The New World Translation, therefore, faithfully conveys to the reader this basic idea of the Greek text by rendering stau·rosʹ as “torture stake,” and the verb stau·roʹo as “impale,” that is, to fasten on a stake or pole. In this way there is no confusion of stau·rosʹ with the traditional ecclesiastical crosses. (See TORTURE STAKE.) The matter of one man like Simon of Cyrene bearing a torture stake, as the Scriptures say, is perfectly reasonable, for if it was six inches (15 centimeters) in diameter and twelve feet (3.6 meters) long, it probably weighed little more than a hundred pounds (45 kilograms).—Mark 15:21.

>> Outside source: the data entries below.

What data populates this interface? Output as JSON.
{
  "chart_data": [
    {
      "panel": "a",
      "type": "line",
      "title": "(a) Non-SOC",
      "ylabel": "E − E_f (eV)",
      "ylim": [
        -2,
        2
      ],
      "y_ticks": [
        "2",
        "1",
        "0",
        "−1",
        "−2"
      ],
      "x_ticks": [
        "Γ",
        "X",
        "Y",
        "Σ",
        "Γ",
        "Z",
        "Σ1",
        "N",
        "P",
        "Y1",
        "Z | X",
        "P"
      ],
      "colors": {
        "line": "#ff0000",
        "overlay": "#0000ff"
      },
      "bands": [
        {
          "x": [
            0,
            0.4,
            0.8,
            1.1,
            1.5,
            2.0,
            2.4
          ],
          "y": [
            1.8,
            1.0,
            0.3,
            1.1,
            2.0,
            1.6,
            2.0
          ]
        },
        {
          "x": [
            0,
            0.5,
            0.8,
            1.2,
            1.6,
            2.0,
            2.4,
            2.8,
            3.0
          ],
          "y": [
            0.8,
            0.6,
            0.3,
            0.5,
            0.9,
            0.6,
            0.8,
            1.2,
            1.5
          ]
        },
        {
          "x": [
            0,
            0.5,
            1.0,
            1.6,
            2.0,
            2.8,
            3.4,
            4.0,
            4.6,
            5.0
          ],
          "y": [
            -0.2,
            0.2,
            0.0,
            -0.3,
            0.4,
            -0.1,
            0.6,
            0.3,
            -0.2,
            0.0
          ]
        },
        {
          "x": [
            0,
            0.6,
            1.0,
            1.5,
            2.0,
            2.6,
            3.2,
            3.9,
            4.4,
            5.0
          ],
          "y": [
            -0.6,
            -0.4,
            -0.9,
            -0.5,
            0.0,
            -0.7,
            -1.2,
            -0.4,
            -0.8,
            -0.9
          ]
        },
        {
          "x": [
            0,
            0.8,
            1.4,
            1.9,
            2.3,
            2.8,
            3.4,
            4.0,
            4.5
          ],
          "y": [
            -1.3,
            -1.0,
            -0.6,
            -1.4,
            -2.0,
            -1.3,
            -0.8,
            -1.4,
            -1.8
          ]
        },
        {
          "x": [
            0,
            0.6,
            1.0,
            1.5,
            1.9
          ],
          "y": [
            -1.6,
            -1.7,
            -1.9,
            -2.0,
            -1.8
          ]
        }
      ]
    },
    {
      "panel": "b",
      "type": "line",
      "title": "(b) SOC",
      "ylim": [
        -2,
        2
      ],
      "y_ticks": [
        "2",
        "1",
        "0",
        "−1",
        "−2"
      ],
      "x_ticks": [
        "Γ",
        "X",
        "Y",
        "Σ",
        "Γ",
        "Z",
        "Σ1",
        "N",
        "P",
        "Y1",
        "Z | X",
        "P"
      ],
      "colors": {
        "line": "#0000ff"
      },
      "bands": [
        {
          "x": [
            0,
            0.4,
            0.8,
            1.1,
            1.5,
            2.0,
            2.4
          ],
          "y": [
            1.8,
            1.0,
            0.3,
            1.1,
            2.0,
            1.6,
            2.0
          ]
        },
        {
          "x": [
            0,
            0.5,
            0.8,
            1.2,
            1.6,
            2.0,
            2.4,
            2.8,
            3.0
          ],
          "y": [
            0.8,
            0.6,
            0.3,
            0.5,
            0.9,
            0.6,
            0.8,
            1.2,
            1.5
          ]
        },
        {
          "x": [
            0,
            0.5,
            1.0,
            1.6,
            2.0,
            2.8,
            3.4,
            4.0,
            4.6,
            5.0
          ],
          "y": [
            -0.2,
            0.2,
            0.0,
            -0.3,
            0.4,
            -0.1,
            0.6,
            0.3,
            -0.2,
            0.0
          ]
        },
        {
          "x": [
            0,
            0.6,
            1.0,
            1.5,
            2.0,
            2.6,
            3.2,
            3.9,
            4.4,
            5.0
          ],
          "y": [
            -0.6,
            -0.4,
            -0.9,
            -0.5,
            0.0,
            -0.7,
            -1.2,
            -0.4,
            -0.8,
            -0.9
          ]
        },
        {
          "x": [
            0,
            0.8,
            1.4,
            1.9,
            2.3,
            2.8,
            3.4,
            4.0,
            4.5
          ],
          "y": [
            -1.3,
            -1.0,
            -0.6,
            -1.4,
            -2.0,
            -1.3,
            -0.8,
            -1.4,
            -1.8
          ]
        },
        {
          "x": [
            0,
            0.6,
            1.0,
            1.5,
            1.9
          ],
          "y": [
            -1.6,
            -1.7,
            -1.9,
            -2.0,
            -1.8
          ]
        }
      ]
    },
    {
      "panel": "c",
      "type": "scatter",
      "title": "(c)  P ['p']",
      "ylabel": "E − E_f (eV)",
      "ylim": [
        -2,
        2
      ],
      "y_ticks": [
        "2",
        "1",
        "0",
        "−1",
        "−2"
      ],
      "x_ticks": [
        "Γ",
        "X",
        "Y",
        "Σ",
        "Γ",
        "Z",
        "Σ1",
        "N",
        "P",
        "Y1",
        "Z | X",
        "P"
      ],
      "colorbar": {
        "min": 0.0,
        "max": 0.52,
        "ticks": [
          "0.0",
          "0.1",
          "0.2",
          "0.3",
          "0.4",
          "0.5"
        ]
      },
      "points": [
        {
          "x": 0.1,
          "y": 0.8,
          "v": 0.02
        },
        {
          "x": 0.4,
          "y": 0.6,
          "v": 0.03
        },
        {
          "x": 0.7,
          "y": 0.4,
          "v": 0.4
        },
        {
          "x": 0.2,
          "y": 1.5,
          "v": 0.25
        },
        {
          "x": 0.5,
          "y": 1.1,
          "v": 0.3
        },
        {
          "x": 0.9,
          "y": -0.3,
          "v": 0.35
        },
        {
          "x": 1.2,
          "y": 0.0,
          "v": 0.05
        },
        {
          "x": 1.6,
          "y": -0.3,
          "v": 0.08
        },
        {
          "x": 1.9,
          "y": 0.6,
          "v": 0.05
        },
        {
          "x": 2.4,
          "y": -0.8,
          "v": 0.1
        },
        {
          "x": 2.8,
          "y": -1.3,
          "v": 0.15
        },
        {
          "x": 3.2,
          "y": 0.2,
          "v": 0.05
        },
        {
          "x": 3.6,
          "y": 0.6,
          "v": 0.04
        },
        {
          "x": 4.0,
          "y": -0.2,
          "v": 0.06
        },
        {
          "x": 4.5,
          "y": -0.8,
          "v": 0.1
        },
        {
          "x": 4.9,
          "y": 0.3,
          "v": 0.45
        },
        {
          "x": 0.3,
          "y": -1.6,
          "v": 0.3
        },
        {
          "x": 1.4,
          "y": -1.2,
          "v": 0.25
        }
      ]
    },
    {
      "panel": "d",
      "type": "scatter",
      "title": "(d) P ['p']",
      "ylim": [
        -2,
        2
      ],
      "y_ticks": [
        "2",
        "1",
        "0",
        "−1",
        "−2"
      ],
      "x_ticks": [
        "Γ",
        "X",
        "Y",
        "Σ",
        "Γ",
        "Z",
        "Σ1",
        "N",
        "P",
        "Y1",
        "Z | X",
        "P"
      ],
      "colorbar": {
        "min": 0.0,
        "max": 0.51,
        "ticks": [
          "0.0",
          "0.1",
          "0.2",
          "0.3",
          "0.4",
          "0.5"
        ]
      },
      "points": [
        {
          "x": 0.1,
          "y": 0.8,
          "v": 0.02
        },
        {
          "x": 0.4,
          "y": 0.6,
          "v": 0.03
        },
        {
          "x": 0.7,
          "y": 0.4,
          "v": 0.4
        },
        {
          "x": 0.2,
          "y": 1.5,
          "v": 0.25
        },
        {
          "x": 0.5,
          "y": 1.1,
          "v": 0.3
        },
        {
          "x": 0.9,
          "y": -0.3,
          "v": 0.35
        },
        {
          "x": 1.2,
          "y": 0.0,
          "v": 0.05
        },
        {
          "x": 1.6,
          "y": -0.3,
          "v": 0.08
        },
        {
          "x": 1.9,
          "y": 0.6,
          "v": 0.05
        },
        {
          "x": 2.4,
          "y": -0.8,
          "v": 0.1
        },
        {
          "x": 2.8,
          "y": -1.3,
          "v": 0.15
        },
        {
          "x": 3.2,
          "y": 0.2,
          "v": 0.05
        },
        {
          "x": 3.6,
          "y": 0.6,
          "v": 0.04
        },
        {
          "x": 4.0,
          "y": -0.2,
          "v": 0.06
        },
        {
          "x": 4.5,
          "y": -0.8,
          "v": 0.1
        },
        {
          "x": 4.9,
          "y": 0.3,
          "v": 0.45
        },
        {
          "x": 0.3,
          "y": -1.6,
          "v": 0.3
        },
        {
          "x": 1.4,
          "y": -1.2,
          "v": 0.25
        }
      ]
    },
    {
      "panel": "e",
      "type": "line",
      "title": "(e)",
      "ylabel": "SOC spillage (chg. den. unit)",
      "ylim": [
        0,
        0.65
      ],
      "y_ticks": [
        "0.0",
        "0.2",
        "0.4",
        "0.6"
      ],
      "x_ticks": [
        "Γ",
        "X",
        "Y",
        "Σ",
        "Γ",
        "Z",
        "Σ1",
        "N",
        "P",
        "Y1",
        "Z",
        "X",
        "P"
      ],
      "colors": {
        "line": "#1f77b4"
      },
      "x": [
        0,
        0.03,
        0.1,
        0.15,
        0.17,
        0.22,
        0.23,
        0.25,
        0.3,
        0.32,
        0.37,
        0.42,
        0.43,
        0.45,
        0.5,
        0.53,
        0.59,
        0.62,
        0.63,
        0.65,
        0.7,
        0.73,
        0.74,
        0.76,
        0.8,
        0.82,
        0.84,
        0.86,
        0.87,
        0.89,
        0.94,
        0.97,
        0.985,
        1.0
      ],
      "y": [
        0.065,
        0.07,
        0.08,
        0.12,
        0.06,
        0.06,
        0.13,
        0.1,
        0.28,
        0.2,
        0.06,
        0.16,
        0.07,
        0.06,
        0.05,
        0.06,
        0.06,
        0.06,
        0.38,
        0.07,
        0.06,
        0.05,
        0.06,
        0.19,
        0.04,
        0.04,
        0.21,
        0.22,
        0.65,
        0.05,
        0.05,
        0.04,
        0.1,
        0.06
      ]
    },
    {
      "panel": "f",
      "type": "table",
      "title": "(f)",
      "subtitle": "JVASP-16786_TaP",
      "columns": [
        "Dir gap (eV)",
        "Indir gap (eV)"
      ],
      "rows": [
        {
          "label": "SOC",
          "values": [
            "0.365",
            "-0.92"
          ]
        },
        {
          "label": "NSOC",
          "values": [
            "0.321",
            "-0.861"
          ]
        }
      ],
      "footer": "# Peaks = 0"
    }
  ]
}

Note what W. E. Vine says on this subject: “STAUROS (====) denotes, primarily, an upright pale or stake. On such malefactors were nailed for execution. Both the noun and the verb stauroō, to fasten to a stake or pale, are originally to be distinguished from the ecclesiastical form of a two beamed cross.” Greek scholar Vine then mentions the Chaldean origin of the two-piece cross and how it was adopted from the pagans by Christendom in the third century C.E. as a symbol of Christ’s impalement.—A Comprehensive Dictionary of the Original Greek Words with their Precise Meanings for English Readers, 1948, Vol. I, pp. 256, 257.
FIGURATIVE USAGE
Not only do the Scriptures bear thorough witness concerning the physical impalement of the Lord Jesus Christ (1 Cor. 1:13, 23; 2:2; 2 Cor. 13:4; Rev. 11:8); they also speak of impalement in a figurative, metaphorical sense, as at Galatians 2:20. Christians have had their old personality put to death through Christ’s impalement. (Rom. 6:6) “Moreover, those who belong to Christ Jesus impaled the flesh together with its passions and desires,” Paul writes, adding that through Christ “the world has been impaled to me and I to the world.”—Gal. 5:24; 6:14.
Apostates in effect “impale the Son of God afresh for themselves and expose him to public shame,” doing so by their Judaslike rebellion against God’s arrangement for salvation.—Heb. 6:4-6.